HESI RN
HESI RN Exit Exam 2024 Quizlet Capstone
1. A client is prescribed an inhaled corticosteroid for asthma management. Which instruction should the nurse provide to the client regarding the use of this medication?
- A. Rinse your mouth after using the inhaler
- B. Hold your breath for 5 seconds after inhaling the medication
- C. Use the inhaler during an acute asthma attack
- D. Take the medication only when symptoms occur
Correct answer: A
Rationale: The correct instruction for a client using an inhaled corticosteroid for asthma management is to rinse the mouth after using the inhaler. This helps prevent oral thrush, a common side effect of corticosteroid inhalers. Holding the breath for 5 seconds after inhaling the medication (Choice B) is not necessary for corticosteroid inhalers. Using the inhaler during an acute asthma attack (Choice C) is not the purpose of corticosteroids, which are used for long-term asthma management. Taking the medication only when symptoms occur (Choice D) is not correct as corticosteroids are typically used regularly to control asthma symptoms.
2. A client with deep vein thrombosis (DVT) is prescribed heparin therapy. What laboratory value should the nurse monitor?
- A. Monitor the client’s liver function tests.
- B. Monitor the client’s prothrombin time (PT).
- C. Monitor the client’s partial thromboplastin time (PTT).
- D. Monitor the client’s red blood cell count.
Correct answer: C
Rationale: The correct answer is C: Monitor the client’s partial thromboplastin time (PTT). During heparin therapy for DVT, it is essential to monitor the PTT to assess the effectiveness of the medication in preventing clot formation. Monitoring the PTT helps ensure that the client is within the therapeutic range for anticoagulation. Choices A, B, and D are incorrect because liver function tests, prothrombin time (PT), and red blood cell count are not specifically monitored to assess the effectiveness of heparin therapy in preventing clot formation.

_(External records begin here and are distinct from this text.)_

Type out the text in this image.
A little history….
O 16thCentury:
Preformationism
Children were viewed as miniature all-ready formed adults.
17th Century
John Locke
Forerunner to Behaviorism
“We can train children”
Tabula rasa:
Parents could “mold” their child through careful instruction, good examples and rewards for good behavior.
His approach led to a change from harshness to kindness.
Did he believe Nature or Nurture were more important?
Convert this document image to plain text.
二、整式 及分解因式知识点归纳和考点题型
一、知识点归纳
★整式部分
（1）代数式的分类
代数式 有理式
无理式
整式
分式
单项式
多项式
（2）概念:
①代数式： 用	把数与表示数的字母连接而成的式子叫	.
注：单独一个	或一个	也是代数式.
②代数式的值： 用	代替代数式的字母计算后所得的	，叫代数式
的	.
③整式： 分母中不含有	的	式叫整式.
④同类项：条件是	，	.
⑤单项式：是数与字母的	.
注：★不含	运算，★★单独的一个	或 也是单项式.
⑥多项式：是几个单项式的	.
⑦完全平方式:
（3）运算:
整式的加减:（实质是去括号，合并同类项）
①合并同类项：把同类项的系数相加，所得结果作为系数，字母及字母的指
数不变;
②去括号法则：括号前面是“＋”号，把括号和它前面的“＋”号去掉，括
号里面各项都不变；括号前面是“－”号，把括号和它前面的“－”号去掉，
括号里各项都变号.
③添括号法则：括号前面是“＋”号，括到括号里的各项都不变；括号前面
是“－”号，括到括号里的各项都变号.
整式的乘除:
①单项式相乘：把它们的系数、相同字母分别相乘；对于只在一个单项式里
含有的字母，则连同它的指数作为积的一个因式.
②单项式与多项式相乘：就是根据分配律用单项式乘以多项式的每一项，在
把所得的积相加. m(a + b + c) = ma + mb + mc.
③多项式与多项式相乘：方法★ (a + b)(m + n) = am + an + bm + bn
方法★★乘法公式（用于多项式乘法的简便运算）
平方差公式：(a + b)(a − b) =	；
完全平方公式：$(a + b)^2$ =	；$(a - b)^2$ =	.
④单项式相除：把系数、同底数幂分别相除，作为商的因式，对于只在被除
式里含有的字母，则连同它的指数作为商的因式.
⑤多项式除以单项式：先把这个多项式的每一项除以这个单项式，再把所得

3. A client with a deep vein thrombosis (DVT) is prescribed enoxaparin. What teaching should the nurse provide?
- A. Rotate injection sites to prevent bruising.
- B. Administer the injection in the abdomen only.
- C. Report any unusual bleeding or bruising.
- D. Avoid contact sports to prevent injury.
Correct answer: C
Rationale: The correct teaching for a client prescribed enoxaparin for deep vein thrombosis (DVT) is to report any unusual bleeding or bruising. Enoxaparin is an anticoagulant, and these symptoms could indicate excessive anticoagulation. Choice A is incorrect because with enoxaparin, injections are usually given in the abdomen, not rotated to different sites. Choice D is not directly related to the medication but is a general precaution for individuals at risk of injury.
4. What is the expected outcome of prescribing a proton pump inhibitor to a client with a peptic ulcer?
- A. Promote healing of the gastric mucosa.
- B. Neutralize the effects of stomach acid.
- C. Inhibit the growth of Helicobacter pylori.
- D. Reduce gastric acid secretion.
Correct answer: D
Rationale: The correct answer is D: Reduce gastric acid secretion. Proton pump inhibitors (PPIs) work by reducing gastric acid secretion, which helps prevent further irritation of the gastric mucosa and allows ulcers to heal. While promoting healing of the gastric mucosa (Choice A) is an indirect outcome of reducing gastric acid secretion, the primary mechanism of PPIs is to lower acid levels. Choice B, neutralizing the effects of stomach acid, is typically associated with antacids, not PPIs. Inhibiting the growth of Helicobacter pylori (Choice C) is usually achieved with antibiotics, not PPIs.
5. A nurse is caring for a client with a chest tube following lung surgery. What is the most important intervention to ensure the chest tube functions properly?
- A. Clamp the tube if there is excessive drainage
- B. Empty the drainage chamber every 2 hours
- C. Keep the drainage system below chest level
- D. Milk the tube to prevent clots from forming
Correct answer: C
Rationale: The correct answer is C. Keeping the chest tube drainage system below chest level ensures that gravity assists with drainage and prevents fluid or air from flowing back into the pleural space, which could compromise lung function. Clamping the tube if there is excessive drainage (choice A) is incorrect as it can lead to a buildup of pressure and compromise the drainage system. Emptying the drainage chamber every 2 hours (choice B) is important but not as crucial as maintaining the drainage system below chest level. Milking the tube to prevent clots from forming (choice D) is incorrect and could lead to complications such as tube occlusion or damage to the tissue.